Niall Deasy, IBA student and member of the RSM Faculty Council, is afraid online lectures would mean the end of student life as we know it. “The value of a university degree lies also in the personal development and acquisition of fresh talents.”
During the Christmas break an article by Professor Jan Derksen from the Radboud University in Nijmegen about only holding online lectures, instead of “old fashioned” plenary lectures, stirred up quite a debate. According to Derksen, students nowadays don’t pay attention during lectures and instead surf the web, talk to each other, eat or drink. He argues that university should do away with compulsory attendance and let the student be free to chase their own interests.

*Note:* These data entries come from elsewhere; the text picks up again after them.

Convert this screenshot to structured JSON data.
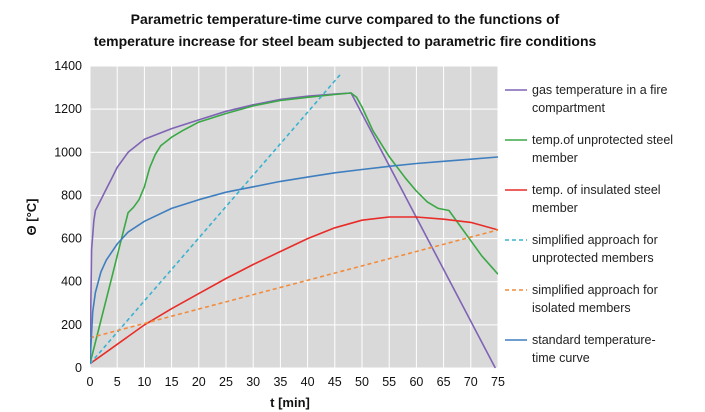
{
  "chart_data": {
    "type": "line",
    "title": [
      "Parametric temperature-time curve compared to the functions of",
      "temperature increase for steel beam subjected to parametric fire conditions"
    ],
    "xlabel": "t [min]",
    "ylabel": "Θ [°C]",
    "xlim": [
      0,
      75
    ],
    "ylim": [
      0,
      1400
    ],
    "xticks": [
      0,
      5,
      10,
      15,
      20,
      25,
      30,
      35,
      40,
      45,
      50,
      55,
      60,
      65,
      70,
      75
    ],
    "yticks": [
      0,
      200,
      400,
      600,
      800,
      1000,
      1200,
      1400
    ],
    "grid": true,
    "legend": "right",
    "series": [
      {
        "name": [
          "gas temperature in a fire",
          "compartment"
        ],
        "color": "#7f63b5",
        "dash": "solid",
        "x": [
          0,
          0.3,
          0.7,
          1,
          2,
          3,
          4,
          5,
          7,
          10,
          15,
          20,
          25,
          30,
          35,
          40,
          45,
          48,
          74.5
        ],
        "y": [
          20,
          550,
          680,
          730,
          780,
          830,
          880,
          930,
          1000,
          1060,
          1110,
          1150,
          1190,
          1220,
          1245,
          1260,
          1270,
          1275,
          0
        ]
      },
      {
        "name": [
          "temp.of unprotected steel",
          "member"
        ],
        "color": "#3aa845",
        "dash": "solid",
        "x": [
          0,
          2,
          4,
          6,
          7,
          8,
          9,
          10,
          11,
          12,
          13,
          14,
          15,
          17,
          20,
          25,
          30,
          35,
          40,
          45,
          48,
          49,
          50,
          52,
          55,
          58,
          60,
          62,
          64,
          66,
          68,
          70,
          72,
          75
        ],
        "y": [
          20,
          220,
          420,
          620,
          720,
          745,
          780,
          840,
          930,
          990,
          1030,
          1050,
          1070,
          1100,
          1140,
          1180,
          1215,
          1240,
          1255,
          1268,
          1275,
          1255,
          1210,
          1100,
          980,
          880,
          820,
          770,
          740,
          730,
          660,
          590,
          520,
          435
        ]
      },
      {
        "name": [
          "temp. of insulated steel",
          "member"
        ],
        "color": "#e82c28",
        "dash": "solid",
        "x": [
          0,
          5,
          10,
          15,
          20,
          25,
          30,
          35,
          40,
          45,
          50,
          55,
          60,
          65,
          70,
          75
        ],
        "y": [
          20,
          110,
          200,
          275,
          345,
          415,
          480,
          540,
          600,
          650,
          685,
          700,
          700,
          690,
          675,
          640
        ]
      },
      {
        "name": [
          "simplified approach for",
          "unprotected members"
        ],
        "color": "#3ab2cf",
        "dash": "dashed",
        "x": [
          0,
          46
        ],
        "y": [
          20,
          1360
        ]
      },
      {
        "name": [
          "simplified approach for",
          "isolated members"
        ],
        "color": "#f28c3c",
        "dash": "dashed",
        "x": [
          0,
          75
        ],
        "y": [
          140,
          640
        ]
      },
      {
        "name": [
          "standard temperature-",
          "time curve"
        ],
        "color": "#3f7fbf",
        "dash": "solid",
        "x": [
          0,
          0.5,
          1,
          2,
          3,
          5,
          7,
          10,
          15,
          20,
          25,
          30,
          35,
          40,
          45,
          50,
          55,
          60,
          65,
          70,
          75
        ],
        "y": [
          20,
          260,
          350,
          445,
          500,
          575,
          630,
          680,
          740,
          780,
          815,
          840,
          865,
          885,
          905,
          920,
          935,
          948,
          958,
          968,
          978
        ]
      }
    ]
  }
}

In general Derksen raises some good points. I certainly agree that lecture attendance should not be made compulsory. First of all, students less interested in the subject aren’t forced to sit in a lecture room together with students who want to pay attention. They will ultimately only be a nuisance to the professors and the motivated students. On top of that I also agree that students should not be treated like school children. If universities become too similar to schools, with mandatory attendance, step-by-step help along the way and explicit learning goals, as described by Derksen, then the individual development of the students will suffer and they will not accept responsibility for their own actions.
On the other hand, moving lectures online is not a solution in my opinion. Many students are motivated and interested in their subjects and do want to attend classes. Holding lectures online would virtually reduce all interaction between professors and (interested) students and also remove oral academic discourse, one of the most important features of studying at a university.
The biggest consequence though would be that Derksen’s proposition would mean the end of student life as we know it today. Why bother moving out of your home town to a university city if the lectures are only online anyways? A student’s chances of gaining new abilities and the chance to meet new people in an academic setting would be virtually reduced to zero. Currently the amount of possibilities to do this is almost endless. Whether students join a study or a student association, a sports club or one of the many other societies, there are countless ways students can enhance their skill set and expand their horizons beyond the knowledge acquired in the lectures. The value of a university degree in my opinion lies not only in the knowledge gained in class but also in the personal development and acquisition of fresh talents students go through during their studies.
There always will be students less motivated than others, but putting lectures online will not remedy the situation. Not physically holding lectures would have more negative than positive consequences overall.